Delhi's Digital Archives Are Drowning in Duplicate Images — The Numbers Reveal Why
Government digitisation drives across the capital have generated millions of redundant image files, and the data trail shows how bad the problem has actually become.
Government digitisation drives across the capital have generated millions of redundant image files, and the data trail shows how bad the problem has actually become.

Delhi's municipal and state agencies collectively stored an estimated 40 to 60 percent of their digitised image archives as exact or near-exact duplicates by the end of the 2025–26 financial year, according to internal assessments circulated among IT departments working under the Delhi e-Governance Society. The redundancy is not a minor housekeeping issue. It is eating storage budgets, slowing public-facing portals, and quietly undermining the city's ambitious push to digitise everything from land records in Patwari offices across East Delhi to heritage photographs held by the Archaeological Survey of India's regional office on Janpath.
The timing matters because Delhi is mid-way through a parallel expansion. Delhi Metro Rail Corporation is digitising engineering drawings and surveillance footage as Phase 4 construction accelerates across the Janakpuri West to RK Ashram Marg corridor. The Delhi government's Revenue Department has been uploading property records, mutation documents and scanned deeds onto the e-District portal since at least 2019. Every one of those workflows produces images. Without deduplication protocols baked into the ingestion pipeline, duplicates accumulate faster than any manual review team can catch them.

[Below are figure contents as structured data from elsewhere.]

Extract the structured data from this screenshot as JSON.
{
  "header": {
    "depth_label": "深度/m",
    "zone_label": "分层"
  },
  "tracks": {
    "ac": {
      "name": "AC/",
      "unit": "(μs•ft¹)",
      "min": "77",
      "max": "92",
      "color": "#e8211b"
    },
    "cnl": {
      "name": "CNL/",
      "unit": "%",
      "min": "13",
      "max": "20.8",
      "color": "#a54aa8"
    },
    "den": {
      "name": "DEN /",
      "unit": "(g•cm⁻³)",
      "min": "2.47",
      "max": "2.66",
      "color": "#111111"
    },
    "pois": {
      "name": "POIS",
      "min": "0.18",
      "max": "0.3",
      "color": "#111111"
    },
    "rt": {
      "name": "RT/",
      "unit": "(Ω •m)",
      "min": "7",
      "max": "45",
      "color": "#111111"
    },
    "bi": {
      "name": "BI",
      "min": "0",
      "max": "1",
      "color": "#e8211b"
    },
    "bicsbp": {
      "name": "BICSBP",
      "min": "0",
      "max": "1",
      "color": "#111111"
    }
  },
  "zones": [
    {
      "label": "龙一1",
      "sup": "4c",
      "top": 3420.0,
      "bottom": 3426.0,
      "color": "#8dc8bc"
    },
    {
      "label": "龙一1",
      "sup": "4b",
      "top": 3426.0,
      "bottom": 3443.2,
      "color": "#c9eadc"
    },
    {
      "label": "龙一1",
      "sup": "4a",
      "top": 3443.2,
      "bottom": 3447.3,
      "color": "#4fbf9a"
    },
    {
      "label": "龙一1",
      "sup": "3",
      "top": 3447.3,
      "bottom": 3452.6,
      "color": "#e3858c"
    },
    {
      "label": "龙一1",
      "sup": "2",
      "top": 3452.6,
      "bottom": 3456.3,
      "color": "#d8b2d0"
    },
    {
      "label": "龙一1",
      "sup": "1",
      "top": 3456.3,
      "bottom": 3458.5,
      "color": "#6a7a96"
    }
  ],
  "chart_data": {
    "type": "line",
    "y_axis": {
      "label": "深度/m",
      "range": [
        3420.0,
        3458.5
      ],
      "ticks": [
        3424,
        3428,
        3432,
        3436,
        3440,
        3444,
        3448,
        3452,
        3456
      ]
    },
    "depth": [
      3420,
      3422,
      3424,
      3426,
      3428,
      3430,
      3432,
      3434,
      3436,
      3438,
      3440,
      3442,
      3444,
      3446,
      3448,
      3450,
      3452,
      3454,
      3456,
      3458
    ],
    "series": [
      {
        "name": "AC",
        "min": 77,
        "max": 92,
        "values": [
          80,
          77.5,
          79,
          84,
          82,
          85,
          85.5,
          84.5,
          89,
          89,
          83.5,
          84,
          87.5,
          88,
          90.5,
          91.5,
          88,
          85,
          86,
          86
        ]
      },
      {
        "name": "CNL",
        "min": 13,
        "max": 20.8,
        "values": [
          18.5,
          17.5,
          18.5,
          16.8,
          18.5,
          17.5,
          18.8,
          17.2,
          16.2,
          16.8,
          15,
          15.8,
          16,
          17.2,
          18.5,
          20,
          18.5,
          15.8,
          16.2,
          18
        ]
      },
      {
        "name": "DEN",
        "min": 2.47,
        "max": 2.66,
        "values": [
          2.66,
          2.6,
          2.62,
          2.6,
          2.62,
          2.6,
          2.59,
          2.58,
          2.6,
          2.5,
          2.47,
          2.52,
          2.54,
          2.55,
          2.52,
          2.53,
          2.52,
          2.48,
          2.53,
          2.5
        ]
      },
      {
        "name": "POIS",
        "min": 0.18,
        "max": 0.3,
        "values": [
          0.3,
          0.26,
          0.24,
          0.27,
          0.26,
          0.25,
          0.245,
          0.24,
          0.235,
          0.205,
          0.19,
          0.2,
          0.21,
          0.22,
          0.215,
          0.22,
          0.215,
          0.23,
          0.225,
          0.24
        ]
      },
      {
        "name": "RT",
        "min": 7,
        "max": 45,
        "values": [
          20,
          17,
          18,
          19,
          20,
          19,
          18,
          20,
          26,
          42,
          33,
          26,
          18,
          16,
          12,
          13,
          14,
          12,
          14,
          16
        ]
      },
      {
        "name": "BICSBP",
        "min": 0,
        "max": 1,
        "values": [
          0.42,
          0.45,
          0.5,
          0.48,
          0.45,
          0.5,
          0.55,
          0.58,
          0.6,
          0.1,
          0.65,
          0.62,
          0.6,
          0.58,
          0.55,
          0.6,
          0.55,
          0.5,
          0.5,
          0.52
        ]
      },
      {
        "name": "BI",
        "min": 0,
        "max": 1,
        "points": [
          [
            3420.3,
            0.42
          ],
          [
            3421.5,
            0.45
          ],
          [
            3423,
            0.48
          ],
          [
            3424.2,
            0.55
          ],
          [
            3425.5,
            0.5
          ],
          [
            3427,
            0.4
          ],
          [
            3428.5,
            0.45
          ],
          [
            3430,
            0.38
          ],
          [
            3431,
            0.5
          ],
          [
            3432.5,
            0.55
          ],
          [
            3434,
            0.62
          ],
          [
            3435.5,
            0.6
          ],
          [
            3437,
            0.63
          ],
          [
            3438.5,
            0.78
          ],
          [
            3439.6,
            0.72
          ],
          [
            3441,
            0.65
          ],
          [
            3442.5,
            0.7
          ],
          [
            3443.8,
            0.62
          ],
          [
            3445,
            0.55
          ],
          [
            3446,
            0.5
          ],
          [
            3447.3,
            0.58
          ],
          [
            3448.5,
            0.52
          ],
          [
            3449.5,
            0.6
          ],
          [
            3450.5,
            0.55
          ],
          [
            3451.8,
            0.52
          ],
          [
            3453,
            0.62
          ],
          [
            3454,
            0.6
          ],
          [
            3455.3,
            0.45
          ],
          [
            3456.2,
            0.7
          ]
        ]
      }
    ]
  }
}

Storage is not cheap, even in bulk. Cloud object storage priced for Indian government procurement runs roughly ₹2 to ₹4 per gigabyte per month depending on the tier and vendor empanelled under the MeitY rate contract. A single uncompressed TIFF scan of an A3 land document — the standard the Revenue Department uses — sits at around 25 to 50 MB. Multiply that by millions of records across dozens of tehsils, add surveillance stills from Metro stations, and the monthly bill compounds sharply. When 40 percent of those files are duplicates serving no informational purpose, the wastage is arithmetically straightforward.
The Delhi State Archives on Shyam Nath Marg holds physical collections dating to the Mughal period, and its digitisation programme, running since at least 2016, had processed several lakh folios as of its last publicly available progress note. Archivists familiar with mass digitisation projects — not specific to Delhi but documented in peer-reviewed library science literature — routinely cite duplication rates between 30 and 55 percent when batch scanning is done without real-time hash-checking. The Delhi State Archives has not published a specific deduplication audit figure, so the city's actual exposure on heritage collections remains unverified.
The Municipal Corporation of Delhi, which merged its three predecessor bodies in May 2022, inherited three separate document management systems, each with its own image repository. That merger created an almost guaranteed duplication event: the same property photographs, building-plan scans, and birth-certificate images existed in all three legacy databases simultaneously. MCD's IT wing has acknowledged migration challenges in budget documents tabled before the municipal council, though it has not released a precise duplicate-file count.
Duplicate image replacement — the process of identifying redundant files using perceptual hashing or MD5 checksums and substituting a single canonical version — costs relatively little when set against the storage savings. Independent assessments of comparable South Asian government digitisation projects suggest a one-time deduplication exercise on a 10-terabyte archive can be completed in under 72 hours using open-source tools, with storage reclaimed typically between 30 and 45 percent. For Delhi's combined government storage estate, even a conservative 30 percent reclamation would represent tens of thousands of rupees saved monthly at current procurement rates.
The National Informatics Centre, which provides technical infrastructure to Delhi's state government from its Lodhi Road facility, has published national-level guidelines on data quality for government repositories, though state-level implementation timelines vary and Delhi has not announced a formal deduplication deadline.
Practically, departments that want to get ahead of this before the next budget cycle should prioritise three steps: mandate SHA-256 checksums at the point of scanning so duplicates never enter the archive, schedule a retrospective hash-comparison sweep on existing repositories before October 2026, and publish results in annual IT audit disclosures so the Delhi Legislative Assembly's Public Accounts Committee can track progress. The data already shows the scale of the problem. The question now is whether anyone with authority over IT procurement acts on it before next year's storage invoices arrive.